With the ultimate goal of selecting 40 items for the Main Survey, the Numeracy team first looked at the Pilot data to identify items that may be problematic in terms of psychometric anomalies or scoring unreliability. Some of the key patterns or data examined were the following:

  • Wide variation in performance on an item from country to country or across gender groups could mean that the context of the item was not universal or it could reveal discrepancies in either adaptation of items or test administration.
  • When the observed performance on an item (for example, "percent correct" in classical test theory terms) deviates significantly from the difficulty level predicted from the theoretical complexity scheme (See Part A), it could indicate misunderstanding of the question or the presence of unexpected factors that cause response errors in some but not all countries.
  • A large number of disagreements between scorers for an item could indicate that a scoring rubric was not discriminating properly. In addition, anecdotal reports from scorers on the listserv can be used to flag a few items whose scoring rubrics were difficult to score for various reasons.

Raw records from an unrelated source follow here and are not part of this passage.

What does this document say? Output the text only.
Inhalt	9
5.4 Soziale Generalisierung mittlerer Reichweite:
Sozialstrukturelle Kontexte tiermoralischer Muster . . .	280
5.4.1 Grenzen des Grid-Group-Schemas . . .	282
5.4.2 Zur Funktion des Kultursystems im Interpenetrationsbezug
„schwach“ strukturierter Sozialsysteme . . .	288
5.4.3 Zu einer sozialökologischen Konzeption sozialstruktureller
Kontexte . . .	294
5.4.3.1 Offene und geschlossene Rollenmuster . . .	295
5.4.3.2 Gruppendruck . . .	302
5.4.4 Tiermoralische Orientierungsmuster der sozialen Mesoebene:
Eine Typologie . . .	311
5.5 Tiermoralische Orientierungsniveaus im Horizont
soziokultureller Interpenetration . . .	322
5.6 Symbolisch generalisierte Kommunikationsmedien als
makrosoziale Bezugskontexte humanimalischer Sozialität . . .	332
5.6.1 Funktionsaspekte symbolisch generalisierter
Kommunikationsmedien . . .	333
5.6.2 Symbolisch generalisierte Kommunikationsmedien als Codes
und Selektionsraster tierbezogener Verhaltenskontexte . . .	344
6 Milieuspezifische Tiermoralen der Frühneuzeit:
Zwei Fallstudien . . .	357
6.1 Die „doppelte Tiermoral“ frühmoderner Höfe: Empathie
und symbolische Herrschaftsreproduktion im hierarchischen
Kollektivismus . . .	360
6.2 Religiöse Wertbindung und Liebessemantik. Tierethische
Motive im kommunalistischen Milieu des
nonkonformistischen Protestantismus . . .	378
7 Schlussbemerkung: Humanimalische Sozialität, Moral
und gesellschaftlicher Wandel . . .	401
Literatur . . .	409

Based on such considerations, the team rejected very few of the 81 items, as gross problems were mostly already eliminated after the two feasibility studies and translation and adaptation process. A few problems with specific items were revealed and addressed by technical recommendations. For example, instructions to use the ruler on certain items were made more explicit both for the respondent and the examiner. Recommendations were made on how to standardize the production of stimuli which required that respondents perform a measurement of length but which were not printed to the same exact measurements in different countries. In addition, the complex scoring rubrics developed and used up to the Pilot study for error analysis were collapsed into a simpler correct/incorrect classification. This approach was chosen in light of the advantages in terms of simplifying scoring processes and scorer decisions and after analyses showed no significant loss in the information provided about respondents' skills for the purposes of this survey.

10.2 Scale

The pilot results reaffirmed that the Numeracy items as a whole constitute a cohesive scale. Across all the countries, the mean Chronbach's Alpha coefficient, a measure of the internal consistency of a group of items intended to represent an underlying construct, averaged 0.88 across the four blocks of Numeracy items. A result above 0.80 generally indicates an underlying consistency in a scale designed to measure cognitive skills. An average Alpha of 0.88 is especially informative, considering that the Numeracy items encompass a range of facets of content, and vary in terms of their contexts, literacy demands and response requirements.

Additionally, the construct as defined was validated by the strong correlation between the predicted and observed difficulty of the items in the pilot. With a wider and more diverse population than the feasibility study, the pilot study empirical results (percent correct) were highly correlated (r = -0.799) with the theoretical predictions of difficulty determined with the complexity scheme (Figure 2 and Appendix 2). Again, the reader is advised that further validation and refinement of the detailed scheme is planned.